Cuando Trump dice que por la frontera sur han entrado 20 millones de delincuentes y locos, cuando Maduro dice que Maria Corina tiene un plan para matarlo (“magnicidio” dice y entendemos que se refiere a su voluminosa anatomía), cuando Petro dice que quienes lo critican, son asesinos de niños, hay que saber que, con la excepción de los lisonjeros zombies que los rodean, no pretenden que les crean.
Lo que buscan es implantar una cultura en la que ya nadie sabe que es verdad y que es mentira. Qué está bien o qué está mal.
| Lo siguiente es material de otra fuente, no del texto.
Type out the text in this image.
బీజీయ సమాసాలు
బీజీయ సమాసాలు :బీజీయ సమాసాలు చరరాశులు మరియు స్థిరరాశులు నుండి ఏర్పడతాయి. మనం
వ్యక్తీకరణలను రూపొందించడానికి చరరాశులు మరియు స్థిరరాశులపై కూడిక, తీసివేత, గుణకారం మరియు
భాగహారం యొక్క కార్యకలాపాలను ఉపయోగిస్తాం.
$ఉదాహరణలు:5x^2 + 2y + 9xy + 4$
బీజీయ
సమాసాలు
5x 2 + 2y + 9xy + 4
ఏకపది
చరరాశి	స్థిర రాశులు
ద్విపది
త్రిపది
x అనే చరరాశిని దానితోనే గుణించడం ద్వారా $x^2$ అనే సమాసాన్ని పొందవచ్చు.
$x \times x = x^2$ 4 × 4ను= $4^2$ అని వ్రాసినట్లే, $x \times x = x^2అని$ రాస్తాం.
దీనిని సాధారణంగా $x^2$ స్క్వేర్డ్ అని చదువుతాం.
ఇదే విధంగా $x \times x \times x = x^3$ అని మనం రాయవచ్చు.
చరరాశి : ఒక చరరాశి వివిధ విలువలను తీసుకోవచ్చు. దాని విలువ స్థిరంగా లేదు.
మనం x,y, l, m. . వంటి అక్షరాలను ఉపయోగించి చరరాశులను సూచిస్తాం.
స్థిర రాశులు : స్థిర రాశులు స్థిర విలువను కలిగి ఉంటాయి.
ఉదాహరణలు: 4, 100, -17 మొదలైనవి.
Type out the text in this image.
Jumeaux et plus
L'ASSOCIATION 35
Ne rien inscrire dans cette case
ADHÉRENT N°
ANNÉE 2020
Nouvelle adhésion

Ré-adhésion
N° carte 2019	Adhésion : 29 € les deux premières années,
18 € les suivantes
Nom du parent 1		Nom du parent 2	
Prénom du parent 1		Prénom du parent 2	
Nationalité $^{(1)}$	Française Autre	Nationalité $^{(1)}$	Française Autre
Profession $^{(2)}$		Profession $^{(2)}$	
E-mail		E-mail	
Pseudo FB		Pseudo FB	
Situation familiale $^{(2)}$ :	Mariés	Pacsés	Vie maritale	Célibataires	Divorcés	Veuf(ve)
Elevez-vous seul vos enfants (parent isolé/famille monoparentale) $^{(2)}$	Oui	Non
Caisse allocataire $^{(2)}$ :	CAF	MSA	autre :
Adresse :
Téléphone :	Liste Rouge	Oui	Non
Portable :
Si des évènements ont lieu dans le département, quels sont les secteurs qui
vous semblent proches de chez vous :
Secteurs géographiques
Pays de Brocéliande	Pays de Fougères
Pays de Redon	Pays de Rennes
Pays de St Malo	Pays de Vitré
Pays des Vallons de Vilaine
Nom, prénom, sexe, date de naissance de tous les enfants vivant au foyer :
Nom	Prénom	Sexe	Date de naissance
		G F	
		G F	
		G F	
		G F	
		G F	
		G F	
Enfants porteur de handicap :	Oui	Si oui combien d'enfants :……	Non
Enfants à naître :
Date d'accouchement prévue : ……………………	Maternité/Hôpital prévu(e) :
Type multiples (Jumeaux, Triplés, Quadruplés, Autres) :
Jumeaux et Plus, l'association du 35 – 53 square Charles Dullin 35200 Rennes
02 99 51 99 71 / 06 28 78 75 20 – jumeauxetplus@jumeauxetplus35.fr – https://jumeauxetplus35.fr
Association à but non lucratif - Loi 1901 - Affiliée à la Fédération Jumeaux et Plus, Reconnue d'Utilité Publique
Si la figura máxima de un país, que muchos han respetado precisamente por ser modelo de moderación y prudencia, suelta toda clase de barbaridades en forma consuetudinaria, sin ningún esfuerzo por aportar pruebas, atenerse a datos o al obvio registro de la realidad, se logra un estado de desconcierto generalizado.
Ya la socióloga Hannah Arendt describió con claridad el fenómeno que permitió que una gran masa de la población alemana acogiese el nazismo con regocijo y emoción.
“Cuando al pueblo se le priva del poder de pensar y juzgar, queda, sin saberlo ni quererlo, sometido al imperio de la mentira. Con gente así, puedes hacer lo que quieras”.
La mentira repetida, con la plena conciencia de estar mintiendo, apoyado en el peso de la autoridad, lleva al colapso de la “sociedad honorable”.
Cuando se combina con la habilidosa relatividad moral que tanto eco recibe, se logra la perfecta sumisión al poder. “Todos somos culpables, por acción u omisión del narcotráfico, los asesinatos, la corrupción, la miseria” es una pieza que vemos incrustada en gran cantidad de discursos políticos, cuando pretenden ser filosóficos, espirituales o ponderados..
Donde todos son culpables, no lo es nadie. Se logra acabar con principios y valores que permiten detectar la maldad. En aras de la tolerancia se promueve la adaptación a la mentira que en realidad termina destruyendo los fundamentos de la convivencia pacífica y el progreso.